Reputation: 6138
I want to parse strings using javascript with two alternative formats:
id#state#{font name, font size, "text"}
// e.g. button1#hover#{arial.ttf, 20, "Ok"}
or
id#state#text
// e.g. button1#hover#Ok
where in the second variant, a default font and size is being assumed.
Before you read further, I have to point out that I control the format, so I'd love to hear about any other format that is more RegExp Friendly™. That being said, the second alternative is needed for historical reasons, as is the id#state#
-part. In other words, the flexibility resides in the {font name, font size, "text"}
-part.
Furthermore, I'd like to use RegExp as far as possible. Yes, the RegExp I suggest below is pretty hairy, but for my case this is not only a possible solution to the problem at hand but also a matter of learning more about RegExp itself.
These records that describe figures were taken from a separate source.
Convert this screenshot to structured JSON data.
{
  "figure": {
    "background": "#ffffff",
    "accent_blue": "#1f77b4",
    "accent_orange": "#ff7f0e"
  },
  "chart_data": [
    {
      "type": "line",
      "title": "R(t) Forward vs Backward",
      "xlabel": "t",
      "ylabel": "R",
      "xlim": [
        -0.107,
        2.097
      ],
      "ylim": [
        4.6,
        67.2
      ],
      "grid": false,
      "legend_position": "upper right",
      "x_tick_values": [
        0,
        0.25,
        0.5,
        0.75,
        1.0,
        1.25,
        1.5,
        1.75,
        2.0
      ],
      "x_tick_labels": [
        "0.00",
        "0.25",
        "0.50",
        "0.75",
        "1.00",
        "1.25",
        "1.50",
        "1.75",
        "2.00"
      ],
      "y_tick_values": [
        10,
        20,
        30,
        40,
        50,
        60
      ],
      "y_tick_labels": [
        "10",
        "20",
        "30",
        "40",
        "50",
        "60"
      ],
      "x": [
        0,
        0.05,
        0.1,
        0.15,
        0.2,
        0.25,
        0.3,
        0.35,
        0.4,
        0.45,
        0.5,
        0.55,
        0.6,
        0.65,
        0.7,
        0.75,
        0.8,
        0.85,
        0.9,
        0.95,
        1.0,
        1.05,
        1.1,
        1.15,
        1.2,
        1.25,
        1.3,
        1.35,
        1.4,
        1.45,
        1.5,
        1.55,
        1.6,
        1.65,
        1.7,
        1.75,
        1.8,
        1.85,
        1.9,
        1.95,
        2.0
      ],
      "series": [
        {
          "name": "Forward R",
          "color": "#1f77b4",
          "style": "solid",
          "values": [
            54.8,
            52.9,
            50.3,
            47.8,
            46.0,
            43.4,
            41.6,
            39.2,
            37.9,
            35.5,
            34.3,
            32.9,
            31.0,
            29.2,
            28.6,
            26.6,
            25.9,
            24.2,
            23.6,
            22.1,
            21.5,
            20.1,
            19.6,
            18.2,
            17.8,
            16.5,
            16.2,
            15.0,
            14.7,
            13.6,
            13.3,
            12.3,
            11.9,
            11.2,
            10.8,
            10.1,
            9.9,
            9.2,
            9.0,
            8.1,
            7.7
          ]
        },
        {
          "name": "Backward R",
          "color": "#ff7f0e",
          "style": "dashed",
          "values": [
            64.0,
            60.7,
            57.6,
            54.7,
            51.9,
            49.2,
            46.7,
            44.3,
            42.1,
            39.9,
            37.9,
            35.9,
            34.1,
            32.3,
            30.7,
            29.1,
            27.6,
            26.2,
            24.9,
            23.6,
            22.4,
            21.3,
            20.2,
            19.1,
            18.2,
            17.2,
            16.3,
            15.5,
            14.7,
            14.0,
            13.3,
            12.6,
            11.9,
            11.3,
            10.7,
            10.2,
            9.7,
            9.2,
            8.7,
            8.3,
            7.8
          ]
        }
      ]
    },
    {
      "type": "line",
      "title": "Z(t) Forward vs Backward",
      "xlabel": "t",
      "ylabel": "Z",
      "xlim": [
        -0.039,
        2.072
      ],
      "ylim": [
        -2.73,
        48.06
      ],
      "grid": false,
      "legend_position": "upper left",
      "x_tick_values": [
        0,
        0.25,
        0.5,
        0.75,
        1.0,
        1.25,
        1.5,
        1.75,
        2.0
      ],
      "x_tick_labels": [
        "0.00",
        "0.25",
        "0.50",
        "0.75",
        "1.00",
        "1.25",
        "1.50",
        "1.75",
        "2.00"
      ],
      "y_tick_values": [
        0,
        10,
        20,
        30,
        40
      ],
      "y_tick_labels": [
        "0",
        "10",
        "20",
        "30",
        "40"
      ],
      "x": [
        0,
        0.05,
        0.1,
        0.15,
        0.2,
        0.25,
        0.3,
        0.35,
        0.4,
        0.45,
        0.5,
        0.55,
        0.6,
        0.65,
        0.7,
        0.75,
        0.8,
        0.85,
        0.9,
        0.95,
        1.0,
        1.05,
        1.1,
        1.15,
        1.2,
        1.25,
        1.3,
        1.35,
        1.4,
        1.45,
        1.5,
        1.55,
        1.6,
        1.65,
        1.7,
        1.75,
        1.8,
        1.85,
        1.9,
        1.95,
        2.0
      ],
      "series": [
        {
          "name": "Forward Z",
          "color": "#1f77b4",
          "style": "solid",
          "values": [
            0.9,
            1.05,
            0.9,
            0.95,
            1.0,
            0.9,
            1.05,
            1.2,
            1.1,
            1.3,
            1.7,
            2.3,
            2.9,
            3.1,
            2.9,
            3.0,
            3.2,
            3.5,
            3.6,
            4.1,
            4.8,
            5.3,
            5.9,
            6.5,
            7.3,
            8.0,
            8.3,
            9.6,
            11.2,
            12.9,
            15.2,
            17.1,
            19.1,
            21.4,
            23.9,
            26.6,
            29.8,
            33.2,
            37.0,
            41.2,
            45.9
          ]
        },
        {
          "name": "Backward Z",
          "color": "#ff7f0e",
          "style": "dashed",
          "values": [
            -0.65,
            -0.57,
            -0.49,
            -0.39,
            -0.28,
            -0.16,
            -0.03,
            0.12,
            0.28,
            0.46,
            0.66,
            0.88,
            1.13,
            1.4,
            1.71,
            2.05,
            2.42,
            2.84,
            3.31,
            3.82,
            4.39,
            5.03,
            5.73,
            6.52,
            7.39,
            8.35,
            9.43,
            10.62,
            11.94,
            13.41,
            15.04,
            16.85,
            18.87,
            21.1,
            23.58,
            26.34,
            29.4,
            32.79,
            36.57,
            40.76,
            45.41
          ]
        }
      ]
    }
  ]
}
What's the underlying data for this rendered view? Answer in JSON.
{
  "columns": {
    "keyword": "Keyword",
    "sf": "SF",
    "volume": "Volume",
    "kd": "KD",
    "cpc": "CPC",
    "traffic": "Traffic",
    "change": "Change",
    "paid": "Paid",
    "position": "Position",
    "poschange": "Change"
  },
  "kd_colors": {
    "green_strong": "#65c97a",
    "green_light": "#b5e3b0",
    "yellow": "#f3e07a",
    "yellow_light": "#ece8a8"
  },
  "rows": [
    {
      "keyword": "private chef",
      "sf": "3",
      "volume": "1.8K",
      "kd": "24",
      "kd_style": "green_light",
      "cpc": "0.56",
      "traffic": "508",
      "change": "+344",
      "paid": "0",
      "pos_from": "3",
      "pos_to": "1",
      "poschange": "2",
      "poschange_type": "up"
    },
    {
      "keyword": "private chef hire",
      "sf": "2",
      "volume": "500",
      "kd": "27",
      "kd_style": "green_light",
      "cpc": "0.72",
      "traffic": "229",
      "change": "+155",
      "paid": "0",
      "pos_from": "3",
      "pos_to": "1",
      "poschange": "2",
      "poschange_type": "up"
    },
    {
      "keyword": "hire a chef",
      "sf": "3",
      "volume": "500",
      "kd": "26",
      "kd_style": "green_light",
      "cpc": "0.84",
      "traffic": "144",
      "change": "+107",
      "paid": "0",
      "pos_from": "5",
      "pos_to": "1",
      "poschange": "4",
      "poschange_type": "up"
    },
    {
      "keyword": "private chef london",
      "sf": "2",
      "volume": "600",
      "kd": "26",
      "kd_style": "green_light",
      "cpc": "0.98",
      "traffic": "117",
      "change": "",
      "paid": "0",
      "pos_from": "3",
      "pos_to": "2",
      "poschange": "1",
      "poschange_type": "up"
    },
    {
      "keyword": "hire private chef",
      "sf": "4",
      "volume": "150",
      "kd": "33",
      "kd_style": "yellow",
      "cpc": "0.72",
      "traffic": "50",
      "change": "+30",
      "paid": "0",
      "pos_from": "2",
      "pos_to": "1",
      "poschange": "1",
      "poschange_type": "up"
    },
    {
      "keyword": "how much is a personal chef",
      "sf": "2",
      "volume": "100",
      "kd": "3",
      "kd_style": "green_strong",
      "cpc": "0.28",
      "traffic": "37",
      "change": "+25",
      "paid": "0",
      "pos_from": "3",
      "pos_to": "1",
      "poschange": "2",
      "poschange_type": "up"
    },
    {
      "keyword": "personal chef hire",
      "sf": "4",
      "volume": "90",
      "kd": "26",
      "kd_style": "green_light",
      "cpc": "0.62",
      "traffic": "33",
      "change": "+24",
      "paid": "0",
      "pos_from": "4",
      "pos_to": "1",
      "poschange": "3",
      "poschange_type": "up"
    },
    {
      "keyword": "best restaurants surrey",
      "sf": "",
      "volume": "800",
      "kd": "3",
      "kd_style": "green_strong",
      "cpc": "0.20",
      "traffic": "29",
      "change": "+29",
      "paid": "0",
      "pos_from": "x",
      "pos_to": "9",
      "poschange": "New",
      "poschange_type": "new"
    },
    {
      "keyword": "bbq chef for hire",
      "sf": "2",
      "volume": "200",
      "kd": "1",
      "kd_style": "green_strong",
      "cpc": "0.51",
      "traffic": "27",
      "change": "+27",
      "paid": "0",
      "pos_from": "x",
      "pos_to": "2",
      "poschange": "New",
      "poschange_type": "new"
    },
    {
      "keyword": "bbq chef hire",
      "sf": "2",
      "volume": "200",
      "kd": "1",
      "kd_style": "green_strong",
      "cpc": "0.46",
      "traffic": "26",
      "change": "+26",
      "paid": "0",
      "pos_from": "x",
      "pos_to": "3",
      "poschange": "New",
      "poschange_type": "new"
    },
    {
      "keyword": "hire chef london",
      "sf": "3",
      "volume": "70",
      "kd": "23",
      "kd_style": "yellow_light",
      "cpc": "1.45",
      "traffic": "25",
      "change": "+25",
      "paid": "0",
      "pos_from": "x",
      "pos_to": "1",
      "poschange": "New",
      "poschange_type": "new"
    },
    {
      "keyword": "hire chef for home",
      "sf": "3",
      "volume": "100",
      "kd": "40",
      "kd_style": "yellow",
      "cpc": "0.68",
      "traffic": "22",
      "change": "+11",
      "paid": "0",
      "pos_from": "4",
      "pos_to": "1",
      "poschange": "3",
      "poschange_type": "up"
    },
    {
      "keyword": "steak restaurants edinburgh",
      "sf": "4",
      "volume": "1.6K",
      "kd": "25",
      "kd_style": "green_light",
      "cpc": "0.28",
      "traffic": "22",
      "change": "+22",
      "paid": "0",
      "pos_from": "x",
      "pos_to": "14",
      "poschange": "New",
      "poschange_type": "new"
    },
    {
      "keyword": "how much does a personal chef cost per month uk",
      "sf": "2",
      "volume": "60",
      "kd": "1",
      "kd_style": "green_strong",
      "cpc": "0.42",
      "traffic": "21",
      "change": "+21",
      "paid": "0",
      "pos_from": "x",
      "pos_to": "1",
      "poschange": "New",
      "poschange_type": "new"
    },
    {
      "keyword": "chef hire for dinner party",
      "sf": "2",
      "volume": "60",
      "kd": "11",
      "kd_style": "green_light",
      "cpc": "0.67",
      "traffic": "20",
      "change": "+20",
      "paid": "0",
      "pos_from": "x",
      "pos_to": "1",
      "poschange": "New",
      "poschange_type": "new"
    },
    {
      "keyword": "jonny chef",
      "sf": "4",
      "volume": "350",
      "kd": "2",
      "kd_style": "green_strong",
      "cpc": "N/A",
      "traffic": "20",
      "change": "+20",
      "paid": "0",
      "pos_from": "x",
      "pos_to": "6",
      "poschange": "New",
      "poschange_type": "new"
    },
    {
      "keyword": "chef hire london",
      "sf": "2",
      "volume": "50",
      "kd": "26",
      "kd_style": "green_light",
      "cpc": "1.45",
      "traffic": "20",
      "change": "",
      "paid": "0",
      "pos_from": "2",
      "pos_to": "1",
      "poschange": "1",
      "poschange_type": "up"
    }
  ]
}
My current attempt at grouping the three or alternatively five information elements in the two formats is as follows.
var pat = /^(\w*)#(\w*)#
(?:(?:\{([\w\.]*),\s*([0-9\.]*),\s*"([\w\s]*)"\})|([\w\s]*))$/;
var source1 = "button1#hover#{arial.ttf, 20, \"Ok\"}";
var source2 = "button1#hover#Ok";
var result1 = source1.match ( pat );
var result2 = source2.match ( pat );
alert ( "Source1: " + result1.length + " Source2: " + result2.length );
When I tested this expression at http://www.regular-expressions.info/javascriptexample.html, I got:
result1 = [ button1#hover#{arial.ttf, 20, "Ok"}, button1, hover, arial.ttf,
20, Ok, undefined ]
and
result2 = [ button1#hover#Ok, button1, hover, undefined,
undefined, undefined, Ok ]
Here's how I break down the RegExp:
^(\w*)#(\w*)#(?:(?:\{([\w\.]*),\s*([0-9\.]*),\s*"([\w\s]*)"\})|([\w\s]*))$
^ # anchor to beginning of string
(\w*) # capture required id
# # match hash sign separator
(\w*) # capture required state
# # match hash sign separator
# capture text structure with optional part:
(?:(?:\{([\w\.]*),\s*([0-9\.]*),\s*"([\w\s]*)"\})|([\w\s]*))
$ # anchor to end of string
The text structure capture is the dodgiest part, I guess. I break it down as follows:
(?: # match all of what follows but don't capture
(?:\{ # match left curly bracket but don't capture (non-capturing group)
([\w\.]*) # capture font name (with possible punctuation in font file name)
,\s* # match comma and zero or more whitespaces
([0-9\.]*) # capture font size (with possible decimal part)
,\s*" # match comma, zero or more whitespaces, and a quotation char
([\w\s]*) # capture text including whitespaces
"\}) # match quotation char and right curly bracket (and close non-capturing group)
| # alternation operator
([\w\s]*) # capture optional group to match the second format variant
) # close outer non-capturing group
My question is two fold:
1) How can I avoid the trailing undefined match in the result1 case?
2) How can I avoid the three undefined matches in the middle of the result2 case?
Bonus question:
Did I get the break down right? (I guess there is something amiss, since the RegExp isn't working entirely as expected.)
Thanks! :)
Upvotes: 3
Views: 86
Reputation: 413757
The groups in your regex are numbered from left to right without regard for the operators (in particular, the |
operator). When you've got (x)|(y)
then the group for either "x" or "y" will be undefined
.
Thus you can't avoid the empty slots in the result. In fact, I think you want them, because otherwise you don't really know which form of input you've matched.
Upvotes: 2